IndyCar commentary — By on March 13, 2010 8:04 pm

(Originally posted by Steph to

Why are you staring at me like that?

It’s because I made some derogatory comments about the track surfacing issues at Daytona, isn’t it?  I had a feeling that was going to come back to bite me.  (I didn’t expect it to happen so soon, though.)

I’m not one to shrink away from eating crow when it’s justified.  The good news is that the likelihood of there being much audience crossover among people who would throw this back into IndyCar fans’ faces is pretty low.

Actually, I suppose that really isn’t good news at all, is it?  Moving on…

Oh.  That’s not the problem at all, you say?

I see.  It’s that I’m a very vocal proponent of street races and you demand an explanation as to how I can support such events after the debacle we witnessed today.

Fair enough.  But I’d really feel a lot more comfortable if you oval-track fans would put the torches and pitchforks down for a moment.  I mean, we’re all reasonable people here, right?

Good.  Now, look:  every street course goes through growing pains.  I know I wasn’t the only one to bring up San Jose’s inaugural event today, and if we look even further back, Toronto’s original layout in 1986 had the cars racing through Princes’ Gate and had to be modified the following year.  Street courses being what they are, there’s no way to do any testing before the cars hit the track for the first time, and there are always unanticipated kinks to iron out.  It’s unfortunate that this has to happen in the public eye during practice sessions instead of in closed testing, but it can’t be helped.

Once the initial problems at a new track are sorted out, though, I stand by my assertion that a well-planned street course can be a great asset to the schedule.  Toronto’s original problems are long forgotten, and most now consider it a worthwhile event.  And did you see the crowds out there in Sao Paulo?  I’m loath to point it out, but there have been smaller race-day crowds in the U.S. than what the Brazilians produced for practice and qualifying today.

And a lot of people are calling for Tony Cotman’s head right now, but despite claims to the contrary, there’s no possible way that he or anyone else could have anticipated just how bad that concrete was going to be with all the changes that have been made to it in the past couple of months.  If TC tells us he can improve the surface, who are we to question him?  Believe me, he’s more qualified to resolve this issue than any of us.  (I’m still anxious about a two-wide rolling start through the Sambodromo, though.)

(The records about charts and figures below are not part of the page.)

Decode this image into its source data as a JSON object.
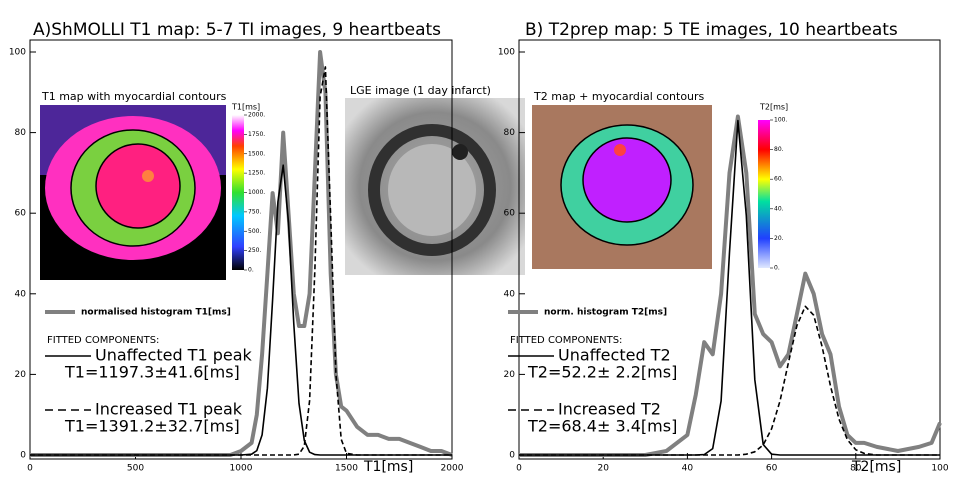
{
  "chart_data": [
    {
      "type": "line",
      "title": "A)ShMOLLI T1 map: 5-7 TI images, 9 heartbeats",
      "xlabel": "T1[ms]",
      "xlim": [
        0,
        2000
      ],
      "xticks": [
        0,
        500,
        1000,
        1500,
        2000
      ],
      "ylim": [
        0,
        100
      ],
      "yticks": [
        0,
        20,
        40,
        60,
        80,
        100
      ],
      "x": [
        0,
        900,
        950,
        1000,
        1050,
        1075,
        1100,
        1125,
        1150,
        1175,
        1200,
        1225,
        1250,
        1275,
        1300,
        1325,
        1350,
        1375,
        1400,
        1425,
        1450,
        1475,
        1500,
        1550,
        1600,
        1650,
        1700,
        1750,
        1800,
        1850,
        1900,
        1950,
        2000
      ],
      "legend_header": "FITTED COMPONENTS:",
      "series": [
        {
          "name": "normalised histogram T1[ms]",
          "color": "#808080",
          "dashed": false,
          "values": [
            0,
            0,
            0,
            1,
            3,
            10,
            25,
            45,
            65,
            55,
            80,
            60,
            40,
            32,
            32,
            40,
            70,
            100,
            90,
            45,
            20,
            12,
            11,
            7,
            5,
            5,
            4,
            4,
            3,
            2,
            1,
            1,
            0
          ]
        },
        {
          "name": "Unaffected T1 peak",
          "stats": "T1=1197.3±41.6[ms]",
          "color": "#000000",
          "dashed": false,
          "values": [
            0,
            0,
            0,
            0,
            0.2,
            1.1,
            5.0,
            16.6,
            38.5,
            62.8,
            71.9,
            57.7,
            32.5,
            12.8,
            3.6,
            0.7,
            0.1,
            0,
            0,
            0,
            0,
            0,
            0,
            0,
            0,
            0,
            0,
            0,
            0,
            0,
            0,
            0,
            0
          ]
        },
        {
          "name": "Increased T1 peak",
          "stats": "T1=1391.2±32.7[ms]",
          "color": "#000000",
          "dashed": true,
          "values": [
            0,
            0,
            0,
            0,
            0,
            0,
            0,
            0,
            0,
            0,
            0,
            0,
            0,
            0.2,
            2.2,
            13.5,
            46.2,
            88.9,
            96.3,
            58.8,
            20.2,
            3.9,
            0.4,
            0,
            0,
            0,
            0,
            0,
            0,
            0,
            0,
            0,
            0
          ]
        }
      ],
      "insets": [
        {
          "title": "T1 map with myocardial contours",
          "colorbar_label": "T1[ms]",
          "colorbar_lim": [
            0,
            2000
          ],
          "colorbar_ticks": [
            {
              "value": 2000,
              "label": "2000."
            },
            {
              "value": 1750,
              "label": "1750."
            },
            {
              "value": 1500,
              "label": "1500."
            },
            {
              "value": 1250,
              "label": "1250."
            },
            {
              "value": 1000,
              "label": "1000."
            },
            {
              "value": 750,
              "label": "750."
            },
            {
              "value": 500,
              "label": "500."
            },
            {
              "value": 250,
              "label": "250."
            },
            {
              "value": 0,
              "label": "0."
            }
          ]
        },
        {
          "title": "LGE image (1 day infarct)"
        }
      ]
    },
    {
      "type": "line",
      "title": "B) T2prep map: 5 TE images, 10 heartbeats",
      "xlabel": "T2[ms]",
      "xlim": [
        0,
        100
      ],
      "xticks": [
        0,
        20,
        40,
        60,
        80,
        100
      ],
      "ylim": [
        0,
        100
      ],
      "yticks": [
        0,
        20,
        40,
        60,
        80,
        100
      ],
      "x": [
        0,
        30,
        35,
        40,
        42,
        44,
        46,
        48,
        50,
        52,
        54,
        56,
        58,
        60,
        62,
        64,
        66,
        68,
        70,
        72,
        74,
        76,
        78,
        80,
        82,
        85,
        90,
        95,
        98,
        100
      ],
      "legend_header": "FITTED COMPONENTS:",
      "series": [
        {
          "name": "norm. histogram T2[ms]",
          "color": "#808080",
          "dashed": false,
          "values": [
            0,
            0,
            1,
            5,
            15,
            28,
            25,
            40,
            70,
            84,
            70,
            35,
            30,
            28,
            22,
            25,
            35,
            45,
            40,
            30,
            25,
            12,
            5,
            3,
            3,
            2,
            1,
            2,
            3,
            8
          ]
        },
        {
          "name": "Unaffected T2",
          "stats": "T2=52.2± 2.2[ms]",
          "color": "#000000",
          "dashed": false,
          "values": [
            0,
            0,
            0,
            0,
            0,
            0.1,
            1.6,
            13.4,
            50.3,
            83,
            59.4,
            18.7,
            2.6,
            0.2,
            0,
            0,
            0,
            0,
            0,
            0,
            0,
            0,
            0,
            0,
            0,
            0,
            0,
            0,
            0,
            0
          ]
        },
        {
          "name": "Increased T2",
          "stats": "T2=68.4± 3.4[ms]",
          "color": "#000000",
          "dashed": true,
          "values": [
            0,
            0,
            0,
            0,
            0,
            0,
            0,
            0,
            0,
            0,
            0.2,
            0.8,
            2.5,
            6.5,
            13.4,
            22.9,
            32.1,
            36.9,
            34.7,
            26.9,
            17.1,
            8.9,
            3.8,
            1.3,
            0.4,
            0,
            0,
            0,
            0,
            0
          ]
        }
      ],
      "insets": [
        {
          "title": "T2 map + myocardial contours",
          "colorbar_label": "T2[ms]",
          "colorbar_lim": [
            0,
            100
          ],
          "colorbar_ticks": [
            {
              "value": 100,
              "label": "100."
            },
            {
              "value": 80,
              "label": "80."
            },
            {
              "value": 60,
              "label": "60."
            },
            {
              "value": 40,
              "label": "40."
            },
            {
              "value": 20,
              "label": "20."
            },
            {
              "value": 0,
              "label": "0."
            }
          ]
        }
      ]
    }
  ]
}
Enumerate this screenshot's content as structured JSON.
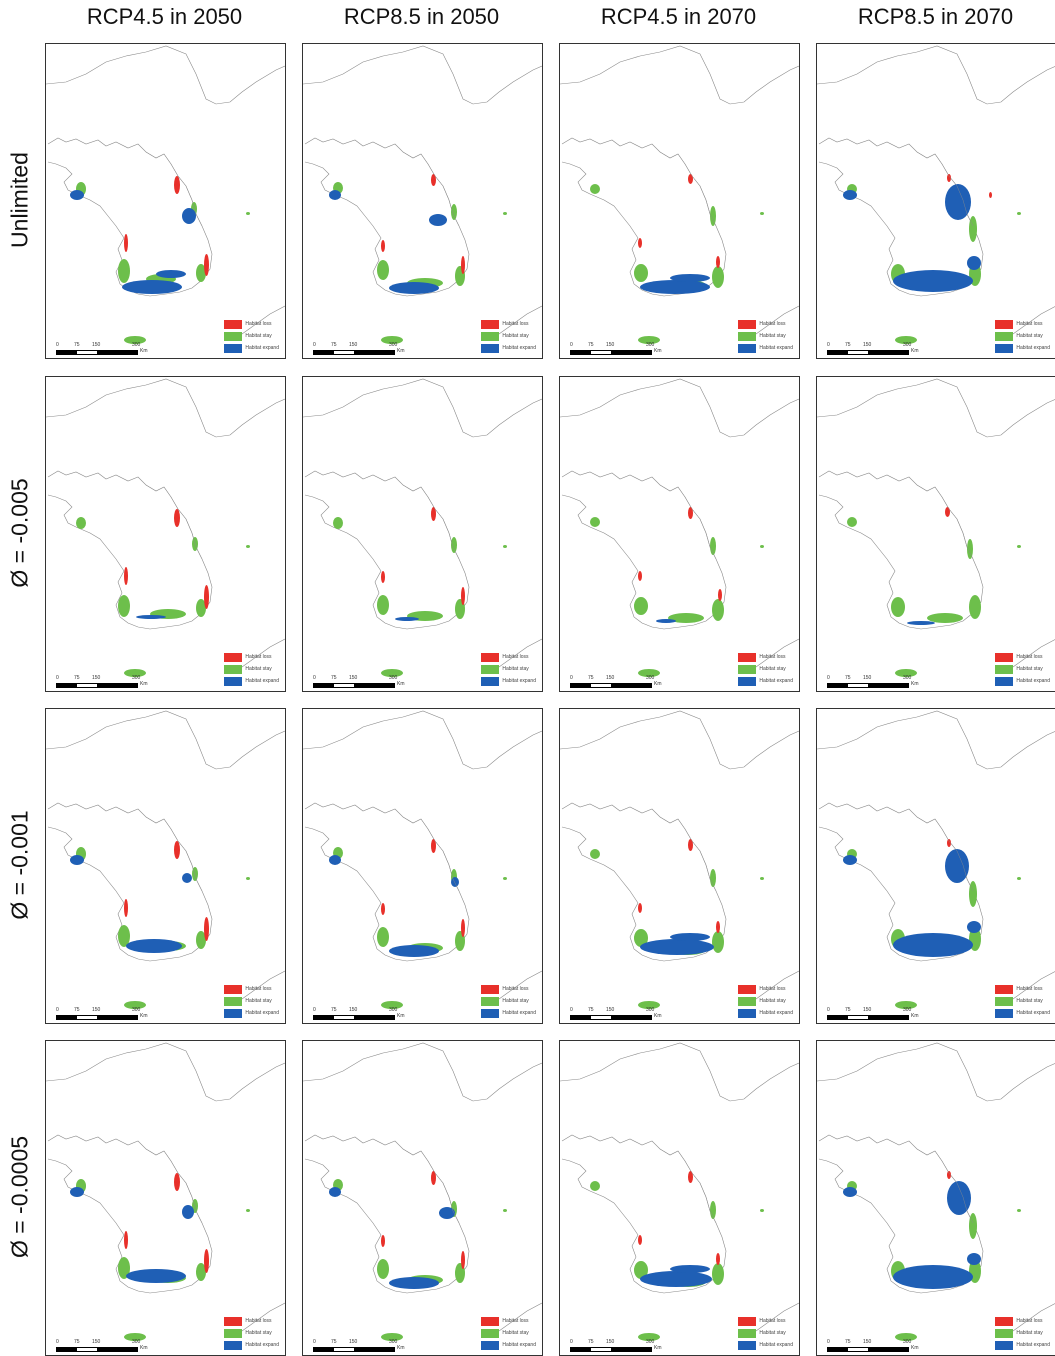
{
  "columns": [
    "RCP4.5 in 2050",
    "RCP8.5 in 2050",
    "RCP4.5 in 2070",
    "RCP8.5 in 2070"
  ],
  "rows": [
    "Unlimited",
    "Ø = -0.005",
    "Ø = -0.001",
    "Ø = -0.0005"
  ],
  "legend": {
    "items": [
      {
        "label": "Habitat loss",
        "color": "#e8302a"
      },
      {
        "label": "Habitat stay",
        "color": "#6dbf4b"
      },
      {
        "label": "Habitat expand",
        "color": "#1f5fb5"
      }
    ]
  },
  "scale": {
    "ticks": [
      "0",
      "75",
      "150",
      "300"
    ],
    "unit": "Km"
  },
  "colors": {
    "outline": "#8a8a8a",
    "loss": "#e8302a",
    "stay": "#6dbf4b",
    "expand": "#1f5fb5"
  }
}
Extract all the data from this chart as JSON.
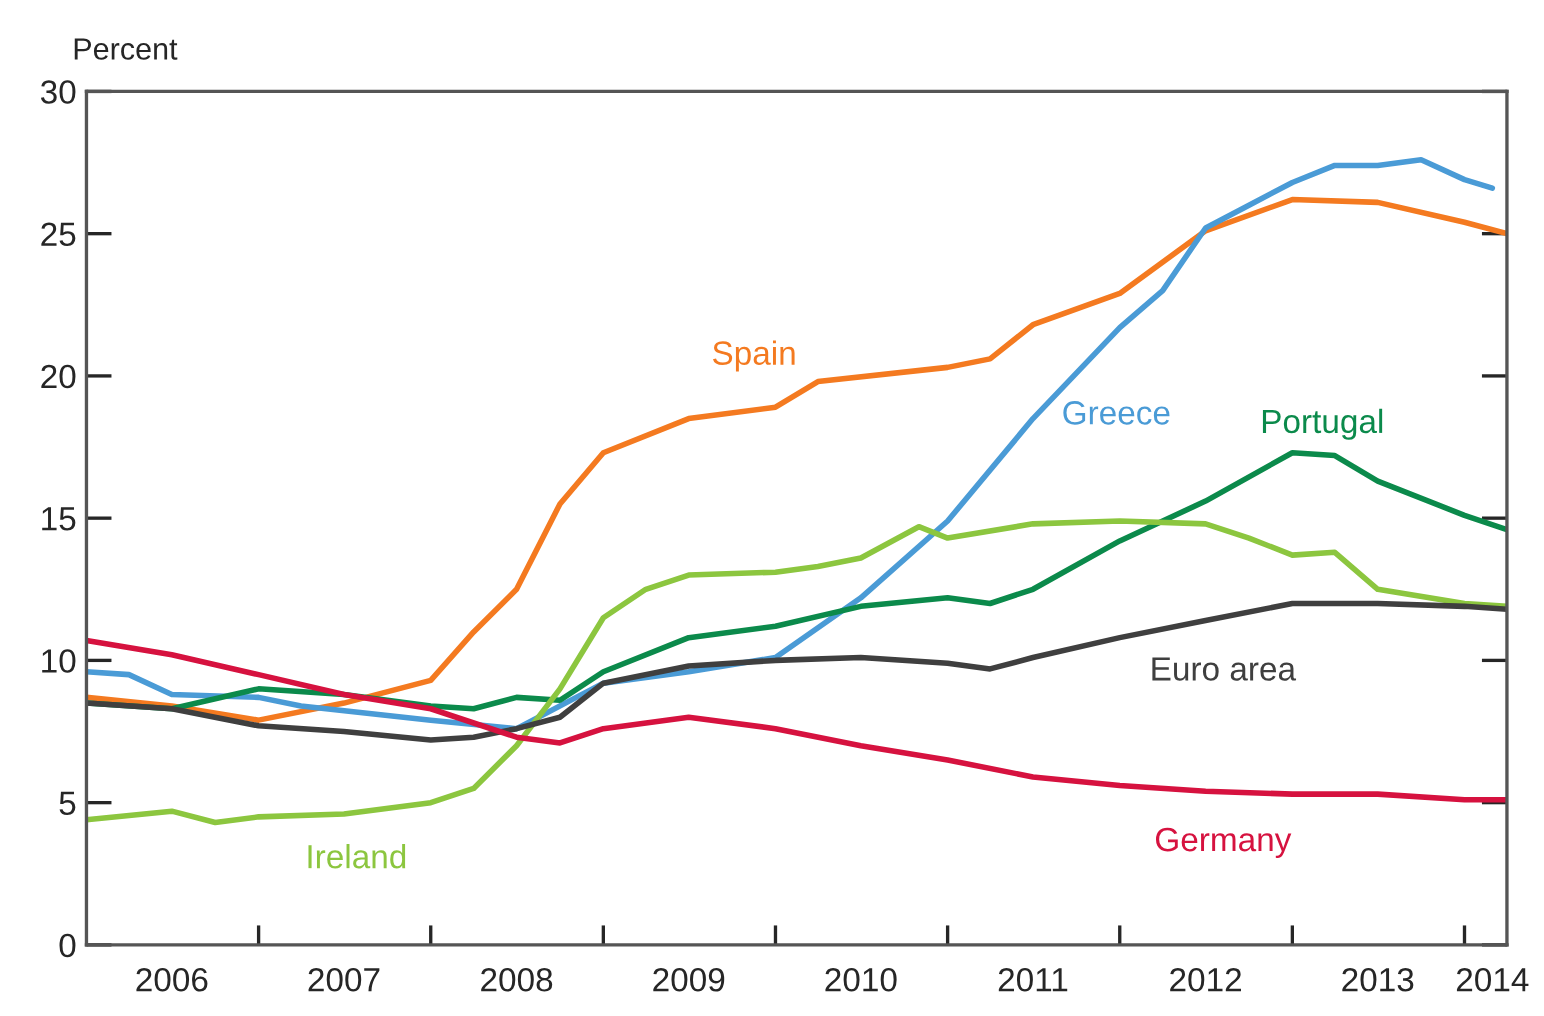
{
  "chart_data": {
    "type": "line",
    "ylabel": "Percent",
    "xlim": [
      "2006-01",
      "2014-04"
    ],
    "xticks": [
      {
        "value": "2006-07",
        "label": "2006"
      },
      {
        "value": "2007-01",
        "label": null
      },
      {
        "value": "2007-07",
        "label": "2007"
      },
      {
        "value": "2008-01",
        "label": null
      },
      {
        "value": "2008-07",
        "label": "2008"
      },
      {
        "value": "2009-01",
        "label": null
      },
      {
        "value": "2009-07",
        "label": "2009"
      },
      {
        "value": "2010-01",
        "label": null
      },
      {
        "value": "2010-07",
        "label": "2010"
      },
      {
        "value": "2011-01",
        "label": null
      },
      {
        "value": "2011-07",
        "label": "2011"
      },
      {
        "value": "2012-01",
        "label": null
      },
      {
        "value": "2012-07",
        "label": "2012"
      },
      {
        "value": "2013-01",
        "label": null
      },
      {
        "value": "2013-07",
        "label": "2013"
      },
      {
        "value": "2014-01",
        "label": null
      },
      {
        "value": "2014-03",
        "label": "2014"
      }
    ],
    "ylim": [
      0,
      30
    ],
    "yticks": [
      0,
      5,
      10,
      15,
      20,
      25,
      30
    ],
    "grid": false,
    "legend": false,
    "marker": "none",
    "line_style": "solid",
    "series": [
      {
        "name": "Spain",
        "color": "#f47a20",
        "x": [
          "2006-01",
          "2006-07",
          "2007-01",
          "2007-07",
          "2008-01",
          "2008-04",
          "2008-07",
          "2008-10",
          "2009-01",
          "2009-07",
          "2010-01",
          "2010-04",
          "2011-01",
          "2011-04",
          "2011-07",
          "2012-01",
          "2012-07",
          "2013-01",
          "2013-07",
          "2014-01",
          "2014-04"
        ],
        "values": [
          8.7,
          8.4,
          7.9,
          8.5,
          9.3,
          11.0,
          12.5,
          15.5,
          17.3,
          18.5,
          18.9,
          19.8,
          20.3,
          20.6,
          21.8,
          22.9,
          25.1,
          26.2,
          26.1,
          25.4,
          25.0
        ]
      },
      {
        "name": "Greece",
        "color": "#4a9bd6",
        "x": [
          "2006-01",
          "2006-04",
          "2006-07",
          "2007-01",
          "2007-04",
          "2008-01",
          "2008-07",
          "2009-01",
          "2009-07",
          "2010-01",
          "2010-07",
          "2011-01",
          "2011-07",
          "2012-01",
          "2012-04",
          "2012-07",
          "2012-10",
          "2013-01",
          "2013-04",
          "2013-07",
          "2013-10",
          "2014-01",
          "2014-03"
        ],
        "values": [
          9.6,
          9.5,
          8.8,
          8.7,
          8.4,
          7.9,
          7.6,
          9.2,
          9.6,
          10.1,
          12.2,
          14.9,
          18.5,
          21.7,
          23.0,
          25.2,
          26.0,
          26.8,
          27.4,
          27.4,
          27.6,
          26.9,
          26.6
        ]
      },
      {
        "name": "Portugal",
        "color": "#0b8a4b",
        "x": [
          "2006-01",
          "2006-07",
          "2007-01",
          "2007-07",
          "2008-01",
          "2008-04",
          "2008-07",
          "2008-10",
          "2009-01",
          "2009-07",
          "2010-01",
          "2010-07",
          "2011-01",
          "2011-04",
          "2011-07",
          "2012-01",
          "2012-07",
          "2013-01",
          "2013-04",
          "2013-07",
          "2014-01",
          "2014-04"
        ],
        "values": [
          8.5,
          8.3,
          9.0,
          8.8,
          8.4,
          8.3,
          8.7,
          8.6,
          9.6,
          10.8,
          11.2,
          11.9,
          12.2,
          12.0,
          12.5,
          14.2,
          15.6,
          17.3,
          17.2,
          16.3,
          15.1,
          14.6
        ]
      },
      {
        "name": "Ireland",
        "color": "#8cc63f",
        "x": [
          "2006-01",
          "2006-07",
          "2006-10",
          "2007-01",
          "2007-07",
          "2008-01",
          "2008-04",
          "2008-07",
          "2008-10",
          "2009-01",
          "2009-04",
          "2009-07",
          "2010-01",
          "2010-04",
          "2010-07",
          "2010-11",
          "2011-01",
          "2011-07",
          "2012-01",
          "2012-07",
          "2012-10",
          "2013-01",
          "2013-04",
          "2013-07",
          "2014-01",
          "2014-04"
        ],
        "values": [
          4.4,
          4.7,
          4.3,
          4.5,
          4.6,
          5.0,
          5.5,
          7.0,
          9.0,
          11.5,
          12.5,
          13.0,
          13.1,
          13.3,
          13.6,
          14.7,
          14.3,
          14.8,
          14.9,
          14.8,
          14.3,
          13.7,
          13.8,
          12.5,
          12.0,
          11.9
        ]
      },
      {
        "name": "Euro area",
        "color": "#3f3f3f",
        "x": [
          "2006-01",
          "2006-07",
          "2007-01",
          "2007-07",
          "2008-01",
          "2008-04",
          "2008-07",
          "2008-10",
          "2009-01",
          "2009-07",
          "2010-01",
          "2010-07",
          "2011-01",
          "2011-04",
          "2011-07",
          "2012-01",
          "2012-07",
          "2013-01",
          "2013-07",
          "2014-01",
          "2014-04"
        ],
        "values": [
          8.5,
          8.3,
          7.7,
          7.5,
          7.2,
          7.3,
          7.6,
          8.0,
          9.2,
          9.8,
          10.0,
          10.1,
          9.9,
          9.7,
          10.1,
          10.8,
          11.4,
          12.0,
          12.0,
          11.9,
          11.8
        ]
      },
      {
        "name": "Germany",
        "color": "#d6123f",
        "x": [
          "2006-01",
          "2006-07",
          "2007-01",
          "2007-07",
          "2008-01",
          "2008-07",
          "2008-10",
          "2009-01",
          "2009-07",
          "2010-01",
          "2010-07",
          "2011-01",
          "2011-07",
          "2012-01",
          "2012-07",
          "2013-01",
          "2013-07",
          "2014-01",
          "2014-04"
        ],
        "values": [
          10.7,
          10.2,
          9.5,
          8.8,
          8.3,
          7.3,
          7.1,
          7.6,
          8.0,
          7.6,
          7.0,
          6.5,
          5.9,
          5.6,
          5.4,
          5.3,
          5.3,
          5.1,
          5.1
        ]
      }
    ]
  }
}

Anyway, let’s all just relax, take a deep breath, and trust that the people in charge will set things right overnight.  In the grand scheme of things, this isn’t Texas.  Cars are getting banged up, but no one’s going to get hurt, and nothing’s going to be cancelled.  We will get a race tomorrow, and it will be good.

In the end, let’s be honest:  we’re all just burning off five months’ worth of off-season frustration, aren’t we?

See you tomorrow — bright and early.